According to economists who convened at the spring construction forecast conference of the National Association of Home Builders in Washington, D.C., last week, the trend will continue until early next year, dragging down prices.

The consensus view was far gloomier than a few months ago, when housing economists predicted the bottom would be reached in late summer or early fall. But now the U.S. is in a mild recession, although it hasn't been officially declared, and the pain is spreading to more parts of the country, according to the association's chief economist David F. Seiders. "Foreclosures keep getting worse," he said. "Where in the world does it stop?"

Foreclosures push homeowners out of their homes and simultaneously ruin their credit, making it difficult for them to become owners again, he said. The drop-off of demand from these owners, as well as would-be buyers who don't want to purchase while prices are still falling has become a "diabolical feedback loop," he said.

Home builders have put the brakes on building -- total annualized housing starts are down 34.5% to 1.035 million in the first quarter of this year and will likely stay at under 1 million until the middle of next year. But demand is still too weak to absorb this pace of building, according to Mark Zandi, chief economist for Moody's Economy.com. It would take 11 months at the current sales rate to sell the new homes now on the market.

Mr. Zandi expects three quarters of the country's major markets to experience new and existing-home price declines. In places that have been losing jobs, prices could drop as much as 40% from their peaks. "The coast is not clear," he said.

Eric Belsky, executive director of Harvard's Joint Center for Housing Studies, noted that declining home prices, which eroded the equity of many homeowners, "caught people by surprise." He expects to see more households doubling up in shared homes as job loss, foreclosures and the credit squeeze continues. "People are being forced to sleep on floors," he said.

But not all of the economists were as pessimistic about the coming year's prospects.

Nariman Behravesh, chief economist of Global Insight, said that while lack of regulatory oversight on Wall Street and interest rates that stayed too low, too long, helped create the current housing debacle, "the worst may be behind us." He noted that there's now a substantial amount of capital available to fix the subprime mess.

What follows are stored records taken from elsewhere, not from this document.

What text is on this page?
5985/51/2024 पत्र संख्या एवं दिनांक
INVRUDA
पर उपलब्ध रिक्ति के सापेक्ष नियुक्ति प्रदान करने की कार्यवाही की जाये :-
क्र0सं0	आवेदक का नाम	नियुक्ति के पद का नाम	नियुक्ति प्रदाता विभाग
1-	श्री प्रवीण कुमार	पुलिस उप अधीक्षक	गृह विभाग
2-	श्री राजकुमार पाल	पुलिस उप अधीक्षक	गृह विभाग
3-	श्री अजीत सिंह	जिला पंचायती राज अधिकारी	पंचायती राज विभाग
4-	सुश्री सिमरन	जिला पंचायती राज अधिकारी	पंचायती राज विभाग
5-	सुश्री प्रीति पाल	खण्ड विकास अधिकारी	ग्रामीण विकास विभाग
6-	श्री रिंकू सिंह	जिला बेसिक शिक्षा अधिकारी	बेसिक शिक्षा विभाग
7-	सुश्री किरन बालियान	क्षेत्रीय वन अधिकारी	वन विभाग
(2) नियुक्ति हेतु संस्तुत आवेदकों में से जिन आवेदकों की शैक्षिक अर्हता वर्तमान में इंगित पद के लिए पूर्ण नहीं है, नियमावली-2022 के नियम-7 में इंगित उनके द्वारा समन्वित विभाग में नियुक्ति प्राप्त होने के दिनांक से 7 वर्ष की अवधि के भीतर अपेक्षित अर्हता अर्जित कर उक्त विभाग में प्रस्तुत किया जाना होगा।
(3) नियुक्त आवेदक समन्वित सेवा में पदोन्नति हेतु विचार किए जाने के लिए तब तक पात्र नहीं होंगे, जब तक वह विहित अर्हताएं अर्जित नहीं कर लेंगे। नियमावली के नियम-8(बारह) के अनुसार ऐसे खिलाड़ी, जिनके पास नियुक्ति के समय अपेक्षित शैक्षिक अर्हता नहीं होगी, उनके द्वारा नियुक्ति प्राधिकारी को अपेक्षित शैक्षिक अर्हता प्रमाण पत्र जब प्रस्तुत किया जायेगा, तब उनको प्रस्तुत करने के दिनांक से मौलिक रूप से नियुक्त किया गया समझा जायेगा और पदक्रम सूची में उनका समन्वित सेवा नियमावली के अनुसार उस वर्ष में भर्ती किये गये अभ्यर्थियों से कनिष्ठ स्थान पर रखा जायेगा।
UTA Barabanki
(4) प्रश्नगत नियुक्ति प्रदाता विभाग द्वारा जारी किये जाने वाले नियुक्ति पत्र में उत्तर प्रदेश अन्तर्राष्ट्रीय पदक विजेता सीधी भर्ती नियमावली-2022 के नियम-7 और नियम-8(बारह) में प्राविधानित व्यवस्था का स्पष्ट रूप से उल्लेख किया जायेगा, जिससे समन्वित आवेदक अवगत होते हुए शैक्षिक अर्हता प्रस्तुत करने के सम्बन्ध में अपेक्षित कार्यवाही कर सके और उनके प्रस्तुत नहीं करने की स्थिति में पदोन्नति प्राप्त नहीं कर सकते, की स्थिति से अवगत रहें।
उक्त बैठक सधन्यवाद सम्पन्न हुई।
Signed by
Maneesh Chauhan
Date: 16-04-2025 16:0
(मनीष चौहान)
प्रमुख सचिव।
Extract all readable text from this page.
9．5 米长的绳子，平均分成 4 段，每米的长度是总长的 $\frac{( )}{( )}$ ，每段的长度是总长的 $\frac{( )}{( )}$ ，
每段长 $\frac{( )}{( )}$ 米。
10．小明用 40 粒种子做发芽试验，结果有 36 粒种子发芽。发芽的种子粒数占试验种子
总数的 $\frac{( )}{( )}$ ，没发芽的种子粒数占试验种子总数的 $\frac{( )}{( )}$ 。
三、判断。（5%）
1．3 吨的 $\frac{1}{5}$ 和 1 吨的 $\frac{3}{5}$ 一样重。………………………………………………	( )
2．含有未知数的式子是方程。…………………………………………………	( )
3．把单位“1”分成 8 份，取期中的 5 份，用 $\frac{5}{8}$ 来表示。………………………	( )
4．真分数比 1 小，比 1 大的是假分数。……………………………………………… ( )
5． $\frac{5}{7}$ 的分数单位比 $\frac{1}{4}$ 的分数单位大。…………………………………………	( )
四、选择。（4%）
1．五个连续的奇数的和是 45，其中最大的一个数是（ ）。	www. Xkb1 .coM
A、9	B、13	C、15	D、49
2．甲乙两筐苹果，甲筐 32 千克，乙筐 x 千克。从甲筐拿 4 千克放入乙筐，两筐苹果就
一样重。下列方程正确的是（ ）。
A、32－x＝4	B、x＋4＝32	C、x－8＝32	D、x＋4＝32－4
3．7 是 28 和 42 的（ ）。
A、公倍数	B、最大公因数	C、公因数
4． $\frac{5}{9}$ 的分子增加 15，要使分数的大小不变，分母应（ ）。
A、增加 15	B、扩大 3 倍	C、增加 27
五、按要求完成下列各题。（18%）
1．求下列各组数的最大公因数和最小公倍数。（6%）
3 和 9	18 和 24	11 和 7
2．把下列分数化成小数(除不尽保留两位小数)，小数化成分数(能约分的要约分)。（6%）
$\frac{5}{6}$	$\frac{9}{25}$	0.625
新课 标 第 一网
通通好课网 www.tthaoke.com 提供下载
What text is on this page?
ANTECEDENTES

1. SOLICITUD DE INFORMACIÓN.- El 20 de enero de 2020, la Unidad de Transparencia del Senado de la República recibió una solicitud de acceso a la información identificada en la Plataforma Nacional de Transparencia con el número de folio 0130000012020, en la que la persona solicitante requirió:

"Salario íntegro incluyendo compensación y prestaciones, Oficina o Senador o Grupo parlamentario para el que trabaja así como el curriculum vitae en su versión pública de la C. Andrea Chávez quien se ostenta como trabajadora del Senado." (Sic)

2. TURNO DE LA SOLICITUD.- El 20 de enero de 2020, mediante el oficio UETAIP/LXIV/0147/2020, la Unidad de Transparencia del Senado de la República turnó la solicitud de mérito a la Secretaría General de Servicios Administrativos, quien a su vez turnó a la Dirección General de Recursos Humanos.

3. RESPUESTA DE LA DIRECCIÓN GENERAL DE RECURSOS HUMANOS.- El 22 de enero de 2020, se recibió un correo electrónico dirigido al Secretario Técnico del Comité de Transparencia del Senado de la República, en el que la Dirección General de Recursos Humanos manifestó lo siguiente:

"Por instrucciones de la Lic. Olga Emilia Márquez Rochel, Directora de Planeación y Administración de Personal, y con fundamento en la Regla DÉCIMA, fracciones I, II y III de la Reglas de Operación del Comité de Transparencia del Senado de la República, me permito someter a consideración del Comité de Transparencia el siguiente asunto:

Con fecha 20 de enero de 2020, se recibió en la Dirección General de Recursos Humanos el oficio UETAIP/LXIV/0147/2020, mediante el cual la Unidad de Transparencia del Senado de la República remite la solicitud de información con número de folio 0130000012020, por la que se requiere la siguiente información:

Economist James Glassman, a managing director of J.P. Morgan Chase & Co., said that the current quagmire is partly due to creditors overreacting to the subprime-mortgage crisis, leaving only good savers with enough cash able to buy homes. But overall, he said, the American economy is sound, and the crisis will eventually subside as credit becomes freer and home prices stabilize. "The wheels aren't coming off the wagon," he said.